Man does not want to lose so he tries and tries to fart very hard. Sudendly he farts and craps all over his bed side.
-Half time break, change of sides, - says the man calmly.
Why old men don’t get hired...
Interviewer: Tell me your greatest weakness.
Old man: my honesty.
Interviewer: I don’t think honesty is a weakness.
Old man: I don’t give a fuck what you think.
A man and a wife are sitting outside...
The wife is bent over in the garden and the man exclaims "Damn! Your butt is almost as wide as the barbecue!" She proceeds to garden and brushes off the remark. Later on that night the man nudges his wife and asks her for some fun. She replies "If you think i'm firing up this grill for one little wiener, you got another thing coming."
Not my joke, I only wish I was this funny...
Little Tony was sitting at a park bench eating candy bars. Sitting across from him on anither bench is a man. He walks over to Little Tony and says
"Don't you know you're gonna get fat eating that many candy bars?"

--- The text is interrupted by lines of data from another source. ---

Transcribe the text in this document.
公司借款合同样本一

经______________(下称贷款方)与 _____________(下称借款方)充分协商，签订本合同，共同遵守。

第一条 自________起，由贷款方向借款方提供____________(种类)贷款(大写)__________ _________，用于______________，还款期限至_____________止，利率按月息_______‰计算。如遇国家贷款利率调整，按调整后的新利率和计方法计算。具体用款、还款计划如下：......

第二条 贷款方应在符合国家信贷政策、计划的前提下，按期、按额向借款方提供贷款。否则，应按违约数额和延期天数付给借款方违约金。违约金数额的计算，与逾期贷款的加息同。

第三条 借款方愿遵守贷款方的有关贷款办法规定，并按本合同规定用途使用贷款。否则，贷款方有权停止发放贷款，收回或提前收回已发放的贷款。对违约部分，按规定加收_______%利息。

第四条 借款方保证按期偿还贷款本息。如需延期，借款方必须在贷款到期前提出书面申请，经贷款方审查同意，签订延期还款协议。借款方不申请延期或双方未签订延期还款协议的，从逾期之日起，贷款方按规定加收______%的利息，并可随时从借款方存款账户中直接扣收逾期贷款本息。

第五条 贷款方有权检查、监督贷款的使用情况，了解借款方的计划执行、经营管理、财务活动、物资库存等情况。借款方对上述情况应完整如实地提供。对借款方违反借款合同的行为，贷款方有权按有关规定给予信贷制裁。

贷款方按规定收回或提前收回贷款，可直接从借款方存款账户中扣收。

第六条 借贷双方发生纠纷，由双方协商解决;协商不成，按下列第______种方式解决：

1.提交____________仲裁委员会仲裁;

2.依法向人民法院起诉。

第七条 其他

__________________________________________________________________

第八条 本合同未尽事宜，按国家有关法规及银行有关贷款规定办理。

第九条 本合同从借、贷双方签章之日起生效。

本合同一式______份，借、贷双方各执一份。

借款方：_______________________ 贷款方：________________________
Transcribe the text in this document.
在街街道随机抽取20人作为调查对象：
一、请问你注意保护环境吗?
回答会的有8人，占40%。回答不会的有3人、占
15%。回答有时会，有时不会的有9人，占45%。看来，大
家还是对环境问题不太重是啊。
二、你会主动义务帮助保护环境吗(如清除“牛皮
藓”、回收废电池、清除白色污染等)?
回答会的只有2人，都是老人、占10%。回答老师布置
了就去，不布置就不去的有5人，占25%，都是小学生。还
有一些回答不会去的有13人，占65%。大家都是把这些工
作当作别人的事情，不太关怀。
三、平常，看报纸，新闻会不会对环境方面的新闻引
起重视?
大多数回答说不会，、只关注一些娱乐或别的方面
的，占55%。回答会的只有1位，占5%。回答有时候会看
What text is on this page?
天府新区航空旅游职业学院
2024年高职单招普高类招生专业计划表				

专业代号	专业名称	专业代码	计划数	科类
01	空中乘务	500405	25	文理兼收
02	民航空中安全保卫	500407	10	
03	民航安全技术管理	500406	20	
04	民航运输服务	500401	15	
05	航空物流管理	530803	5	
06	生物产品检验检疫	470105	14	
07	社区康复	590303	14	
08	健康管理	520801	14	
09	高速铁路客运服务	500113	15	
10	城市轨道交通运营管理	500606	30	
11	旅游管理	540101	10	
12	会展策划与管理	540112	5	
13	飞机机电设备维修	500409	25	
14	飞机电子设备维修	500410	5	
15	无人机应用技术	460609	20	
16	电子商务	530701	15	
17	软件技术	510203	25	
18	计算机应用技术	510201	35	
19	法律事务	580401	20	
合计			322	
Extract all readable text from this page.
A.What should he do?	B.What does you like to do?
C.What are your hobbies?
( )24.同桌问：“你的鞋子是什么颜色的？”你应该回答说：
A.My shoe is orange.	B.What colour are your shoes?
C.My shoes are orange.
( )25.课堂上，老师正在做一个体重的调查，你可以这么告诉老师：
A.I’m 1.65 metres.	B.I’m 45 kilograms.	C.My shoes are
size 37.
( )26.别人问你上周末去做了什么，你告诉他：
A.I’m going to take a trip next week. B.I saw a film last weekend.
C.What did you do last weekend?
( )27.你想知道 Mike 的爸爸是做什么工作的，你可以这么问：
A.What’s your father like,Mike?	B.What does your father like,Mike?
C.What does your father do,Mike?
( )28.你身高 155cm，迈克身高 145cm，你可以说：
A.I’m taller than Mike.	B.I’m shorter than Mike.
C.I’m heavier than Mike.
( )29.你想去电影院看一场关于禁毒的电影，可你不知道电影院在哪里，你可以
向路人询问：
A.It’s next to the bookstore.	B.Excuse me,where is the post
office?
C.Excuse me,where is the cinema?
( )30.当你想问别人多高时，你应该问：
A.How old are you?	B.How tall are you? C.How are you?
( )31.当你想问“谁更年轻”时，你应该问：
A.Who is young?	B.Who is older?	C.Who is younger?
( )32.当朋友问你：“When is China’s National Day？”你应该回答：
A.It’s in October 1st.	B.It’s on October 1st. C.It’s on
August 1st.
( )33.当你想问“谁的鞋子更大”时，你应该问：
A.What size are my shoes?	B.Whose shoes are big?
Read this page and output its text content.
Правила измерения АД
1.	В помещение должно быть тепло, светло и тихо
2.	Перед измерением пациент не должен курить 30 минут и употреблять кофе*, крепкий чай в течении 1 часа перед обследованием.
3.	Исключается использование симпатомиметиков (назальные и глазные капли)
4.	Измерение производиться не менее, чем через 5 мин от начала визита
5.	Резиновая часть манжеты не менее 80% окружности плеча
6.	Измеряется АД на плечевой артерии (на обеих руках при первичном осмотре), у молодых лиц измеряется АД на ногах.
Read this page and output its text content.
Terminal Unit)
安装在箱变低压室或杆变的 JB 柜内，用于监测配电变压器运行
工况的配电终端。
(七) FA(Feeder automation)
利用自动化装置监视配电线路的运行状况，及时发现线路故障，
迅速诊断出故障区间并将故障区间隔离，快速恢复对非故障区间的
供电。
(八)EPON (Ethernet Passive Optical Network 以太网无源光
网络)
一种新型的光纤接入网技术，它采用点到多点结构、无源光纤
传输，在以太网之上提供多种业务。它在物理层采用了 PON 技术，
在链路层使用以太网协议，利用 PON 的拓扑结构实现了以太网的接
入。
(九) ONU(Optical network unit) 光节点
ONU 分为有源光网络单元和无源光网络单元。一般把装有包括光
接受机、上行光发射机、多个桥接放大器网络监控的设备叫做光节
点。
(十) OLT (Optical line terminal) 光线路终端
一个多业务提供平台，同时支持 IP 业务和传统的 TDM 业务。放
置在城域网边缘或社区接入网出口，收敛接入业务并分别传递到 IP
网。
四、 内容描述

Little Tony says "Well my grandpa lived to be one hundred and four."
The man said "really, by eating six candy bars at a time?
Little Tony shakes his head and says
"No, he minded his own fucking business!"
A man was trapped under a bench press
A man in the gym was at the bench press when the barbell fell on top of him. Despite them being strong, no one could lift the barbell off of him so the man that was trapped tells someone to call a therapist which they do. When the therapist arrives, he asks the man why he called him and the man says "I need to get something off my chest"
Why are there no fat people in Japan?
Last time they had a fat man 80,000 people died.